Lurcher breed guide


Up to 30 inches (to shoulder)


Males and females up to 70lbs


Between 12 and 15 years

Lurcher dog


Lurchers, by definition, are a cross between two sighthounds but can also be crossed with terrier or herding dogs and are often part Greyhound. Lurchers are thought to have been developed by Romany Gypsies in the 1600s as they wanted a dog perfect for hunting food as quietly as possible, while remaining loyal, intelligent and gentle.

Others believe that they come from unwanted and accidental crossbreeds of noble purebred dogs like Greyhounds, Deerhounds and Wolfhounds.

Lurchers are not a recognised breed by The Kennel Club or other similar international organisations which might be down to the countless different variations of size and appearance.

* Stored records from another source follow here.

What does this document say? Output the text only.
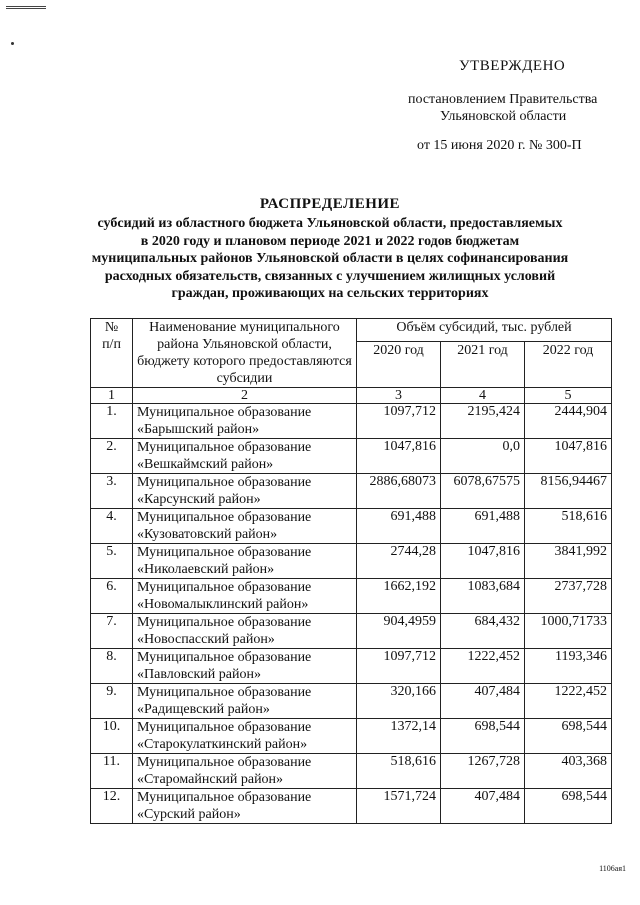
УТВЕРЖДЕНО
постановлением Правительства
Ульяновской области
от 15 июня 2020 г. № 300-П
РАСПРЕДЕЛЕНИЕ
субсидий из областного бюджета Ульяновской области, предоставляемых
в 2020 году и плановом периоде 2021 и 2022 годов бюджетам
муниципальных районов Ульяновской области в целях софинансирования
расходных обязательств, связанных с улучшением жилищных условий
граждан, проживающих на сельских территориях
№
п/п	Наименование муниципального района Ульяновской области, бюджету которого предоставляются субсидии	Объём субсидий, тыс. рублей		
		2020 год	2021 год	2022 год
1	2	3	4	5
1.	Муниципальное образование «Барышский район»	1097,712	2195,424	2444,904
2.	Муниципальное образование «Вешкаймский район»	1047,816	0,0	1047,816
3.	Муниципальное образование «Карсунский район»	2886,68073	6078,67575	8156,94467
4.	Муниципальное образование «Кузоватовский район»	691,488	691,488	518,616
5.	Муниципальное образование «Николаевский район»	2744,28	1047,816	3841,992
6.	Муниципальное образование «Новомалыклинский район»	1662,192	1083,684	2737,728
7.	Муниципальное образование «Новоспасский район»	904,4959	684,432	1000,71733
8.	Муниципальное образование «Павловский район»	1097,712	1222,452	1193,346
9.	Муниципальное образование «Радищевский район»	320,166	407,484	1222,452
10.	Муниципальное образование «Старокулаткинский район»	1372,14	698,544	698,544
11.	Муниципальное образование «Старомайнский район»	518,616	1267,728	403,368
12.	Муниципальное образование «Сурский район»	1571,724	407,484	698,544
1106ая1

Lurchers can come in all sorts of different shapes and sizes, depending on its parents’ breeds.  They often resemble either a Greyhound or Saluki, with features of other breeds depending on how they’re mixed.

Most Lurchers will have a lean or athletic appearance which includes a deep chest and long, powerful legs. Their faces are long and narrow with a well-chiselled muzzle.

Because of the number of crosses that result in a Lurcher, their coat type and quality can vary drastically between dogs. Their coats can be fine, coarse or smooth depending on their parents, with coat colours including:

  • Black
  • White
  • Fawn
  • Blue
  • Red
  • Brindle
  • Fallow


A Lurcher’s temperament does depend on its parents, just like all its other traits, but it’s typically that of a sighthound - meaning they are calm, affectionate and love nothing more than a good run. They can make fantastic family pets and form strong bonds with their families.

They are known to be gentle giants that like to have regular human contact, but they can be hyper pups who require a lot of attention.

Just like with all breeds, it’s important to socialise a Lurcher from a young age so to give them the best start in life and to help them grow to be confident and outgoing dogs.

Things to watch out for

Lurchers, because of their lineage, often have a very high prey drive so it’s important to ensure they have a very reliable recall as they grow. Avoiding a chase is better than trying to call them back once they’ve locked on and launched onto their prey. When you are out on walks, always be on the lookout for wildlife so that you can spot them before your dog does, and pop them back on their lead if you do come across anything they might want to chase.

Lurchers are known to sleep with their eyes open, so make sure they are fully awake before anyone disturbs them, as this could startle them.

Is a lurcher good for me?

If you are able to provide a home with plenty of comfy furniture they can sprawl on, don’t have any small furries they might take too much of a liking too, and can provide the exercise and training they demand, then these dogs could be perfect for you. However, as they don’t like to be left alone, this dog would be best suited to someone who spends a lot of time at home or can take their dog to work with them.

Again, it does depend on their specific mix but they tend to prefer a calmer home with opportunities to run free where possible.

Did you know?

It is thought that their name comes from the ancient Romany words ‘lur’ which means thief, and ‘cur’ meaning a mixed breed dog.